Nigeria’s Minister of Industry, Trade and Investment, Dr Jumoke Oduwole, says that several of Nigeria’s oil and non-oil exports are set to face adverse effects due to the newly imposed tariffs of 14 per cent on Nigerian exports by the US President Donald Trump.
This tariff, which is expected to disrupt trade relations, could potentially weaken the competitiveness of Nigerian products in the U.S. market.
The minister said in a statement on Sunday that Nigeria’s exports to the United States averaged about $5–6bn annually in the last two years and that the ‘Make America Wealthy Again’ event in the Rose Garden, marked a dramatic shift from decades of free-trade orthodoxy that had underpinned the global economy since World War II.
President Trump had announced in a decision widely condemned by the European Union and exporting nations that countries seeking to sell goods to the United States would now face taxes as high as 50 per cent.
Economic experts, in separate interviews with The PUNCH, explained that the policy would raise the prices of goods and services for consumers, weaken the standard of living, slow down manufacturing activities, hinder international trade and consequently weaken demand for Nigerian oil in the US, one of its key markets.
Responding to this development, the minister noted that the new tariff on key categories could negatively affect the competitiveness of Nigerian goods in the U.S. market and destabilise businesses in the non-oil sector, affecting both price competitiveness and market access.
Oduwole said, “Nigeria’s exports to the United States in the last two years have consistently ranged between $5 and $5–6bn annually.

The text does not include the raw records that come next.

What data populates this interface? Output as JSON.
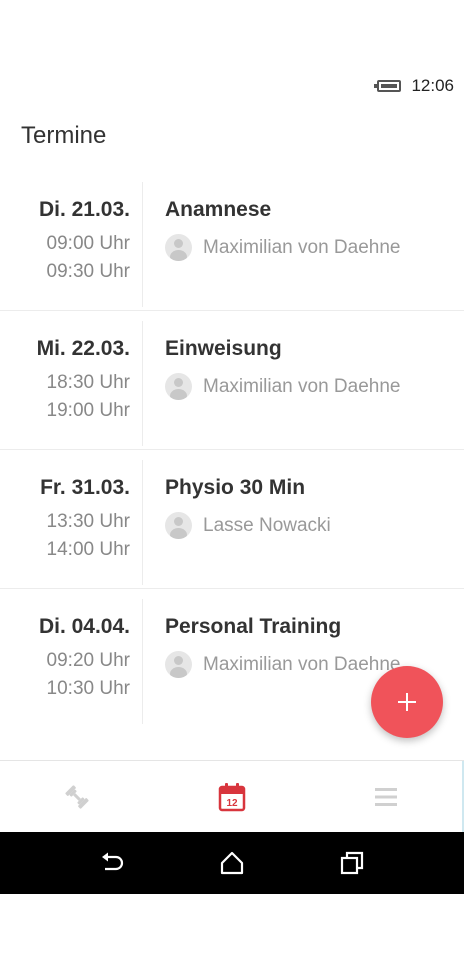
{
  "status_bar": {
    "time": "12:06",
    "battery_icon": "battery-full-icon"
  },
  "header": {
    "title": "Termine"
  },
  "appointments": [
    {
      "date": "Di. 21.03.",
      "start": "09:00 Uhr",
      "end": "09:30 Uhr",
      "title": "Anamnese",
      "person": "Maximilian von Daehne"
    },
    {
      "date": "Mi. 22.03.",
      "start": "18:30 Uhr",
      "end": "19:00 Uhr",
      "title": "Einweisung",
      "person": "Maximilian von Daehne"
    },
    {
      "date": "Fr. 31.03.",
      "start": "13:30 Uhr",
      "end": "14:00 Uhr",
      "title": "Physio 30 Min",
      "person": "Lasse Nowacki"
    },
    {
      "date": "Di. 04.04.",
      "start": "09:20 Uhr",
      "end": "10:30 Uhr",
      "title": "Personal Training",
      "person": "Maximilian von Daehne"
    }
  ],
  "fab": {
    "icon": "plus-icon",
    "color": "#f0535a"
  },
  "bottom_nav": {
    "items": [
      {
        "icon": "dumbbell-icon",
        "active": false
      },
      {
        "icon": "calendar-icon",
        "label": "12",
        "active": true
      },
      {
        "icon": "menu-icon",
        "active": false
      }
    ],
    "active_color": "#d8353d",
    "inactive_color": "#d0d0d0"
  },
  "system_nav": {
    "icons": [
      "back-icon",
      "home-icon",
      "recents-icon"
    ]
  }
}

“A significant portion—over 90 per cent —comprises crude petroleum, mineral fuels, oils, and gas products. The second-largest export category, accounting for approximately 2–3 per cent, includes fertilisers and urea, followed by lead, representing around one per cent of total exports (valued at approx. $82m).
“Nigeria also exports smaller quantities of agricultural products such as live plants, flour, and nuts, which account for less than two per cent of our total exports to the U.S.
“While oil has long dominated Nigeria’s exports to the US, non-oil products—many previously exempt under AGOA—now face potential disruption.
“A new 10 per cent tariff on key categories may impact the competitiveness of Nigerian goods in the U.S. For businesses in the non-oil sector, these measures pre-destabilise challenges to price competitiveness and market access, especially in emerging and value-added sectors vital to our diversification agenda.
“SMEs building their business models around AGOA exemptions will face the pressures of rising costs and uncertain buyer commitments.
“This development strengthens Nigeria’s resolve to boost its non-oil exports by strengthening quality assurance, control, and traceability in Nigerian exports to meet global standards and improve market acceptance in more economies across the globe.”